We further evaluated as to why cell death was observed. Importantly, previous studies have shown that pathological calcification and chronic inflammation induces an immune response to injury in which tissue damage triggers an inflammatory response followed by collagen breakdown and further calcification driving disease progression15,47. Additionally, evidence shows that calcium-containing crystals can provoke inflammation by triggering the secretion of inflammatory cytokines48. Published data on physiological calcification are compared with findings in various dystrophic calcinoses. These findings led to the conclusion that apoptosis most likely underlies the mechanism of both physiological and pathological calcifications42. Indeed, human SMG stones are shown to be associated with inflammation, fibrosis, and microcalcifications in the surrounding tissues12. However, the mechanism underlying tissue degeneration leading to calcification is not fully known. Our data suggest that IL-1β-driven inflammation, that leads to the NLRP3 could be the possible mechanism that is activated upon the loss of TRPC3. Interestingly, crystal induced IL-6 activation was also observed in TRPC3 KO mice kidney cells9, suggesting a possible NF-κB–NLRP3–IL-1β pathway. Similarly, elevated IL-6 expression could be supported by our recent findings of ROS-induced activation IL-6 in human kidney cells48. Since CaP crystals can trigger the secretion of inflammatory cytokines which themselves are able to trigger the formation of calcifications, it is likely that there is a positive feedback loop between calcification and inflammation49.

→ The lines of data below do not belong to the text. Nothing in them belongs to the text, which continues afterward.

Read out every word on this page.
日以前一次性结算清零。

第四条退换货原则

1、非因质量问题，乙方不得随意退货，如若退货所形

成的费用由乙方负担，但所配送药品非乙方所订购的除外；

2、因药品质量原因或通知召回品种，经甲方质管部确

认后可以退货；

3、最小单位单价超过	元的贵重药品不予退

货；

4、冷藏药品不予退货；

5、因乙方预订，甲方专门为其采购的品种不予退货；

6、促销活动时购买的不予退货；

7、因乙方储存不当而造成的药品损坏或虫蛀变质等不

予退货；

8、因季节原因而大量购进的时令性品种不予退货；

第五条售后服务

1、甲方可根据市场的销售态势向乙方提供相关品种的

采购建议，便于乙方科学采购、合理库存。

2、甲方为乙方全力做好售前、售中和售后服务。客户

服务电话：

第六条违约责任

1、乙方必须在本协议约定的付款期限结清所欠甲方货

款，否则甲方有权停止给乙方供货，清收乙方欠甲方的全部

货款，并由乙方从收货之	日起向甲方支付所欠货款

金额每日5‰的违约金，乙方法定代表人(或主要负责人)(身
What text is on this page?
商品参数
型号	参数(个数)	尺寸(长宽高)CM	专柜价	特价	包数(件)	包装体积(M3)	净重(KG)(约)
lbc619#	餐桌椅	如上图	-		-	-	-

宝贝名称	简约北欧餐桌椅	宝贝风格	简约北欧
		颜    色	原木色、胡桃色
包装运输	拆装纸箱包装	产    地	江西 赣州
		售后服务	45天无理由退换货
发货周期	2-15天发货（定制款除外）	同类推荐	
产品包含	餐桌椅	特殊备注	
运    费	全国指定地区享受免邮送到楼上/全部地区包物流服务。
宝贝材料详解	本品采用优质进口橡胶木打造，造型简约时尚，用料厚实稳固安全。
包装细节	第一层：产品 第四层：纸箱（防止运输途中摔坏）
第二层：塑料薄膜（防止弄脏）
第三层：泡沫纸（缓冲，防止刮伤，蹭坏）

While SMG calcification and stones co-exists, there is little information about the accompanying cell injury-repair process, apoptosis, and cell proliferation6. Fibrosis is primarily driven by inflammatory cytokines including the IL-1β and TGF-b150, which can influence apoptosis10,12. Moreover, fibrosis is a normal consequence of tissue injury and chronic inflammation and TGF-β1 is shown to stimulates the NLRP3 inflammasome51. Such process is thought to sense the disturbance of cellular homeostasis rather than directly recognizing a common motif present in its activators, and multiple cellular signals have been proposed to trigger its activation, including K+ efflux, Ca2+ signaling, mitochondrial dysfunction, and lysosomal rupture11. Fibrosis and inflammation in lung were also shown to be elicited via a Bax-dependent, Bid-activated Pathway52. These results are consistent with our data and taken together, these findings suggest that inflammation was more involved in SMG stone formation. Importantly, IL-6 is a known downstream target of IL-1β and is consistently increased in serum from patients with NLRP3 inflammasome-mediated conditions, elucidating the possible mechanism as how TRPC3 modulates the immune response that may be implied in salivary stone formation.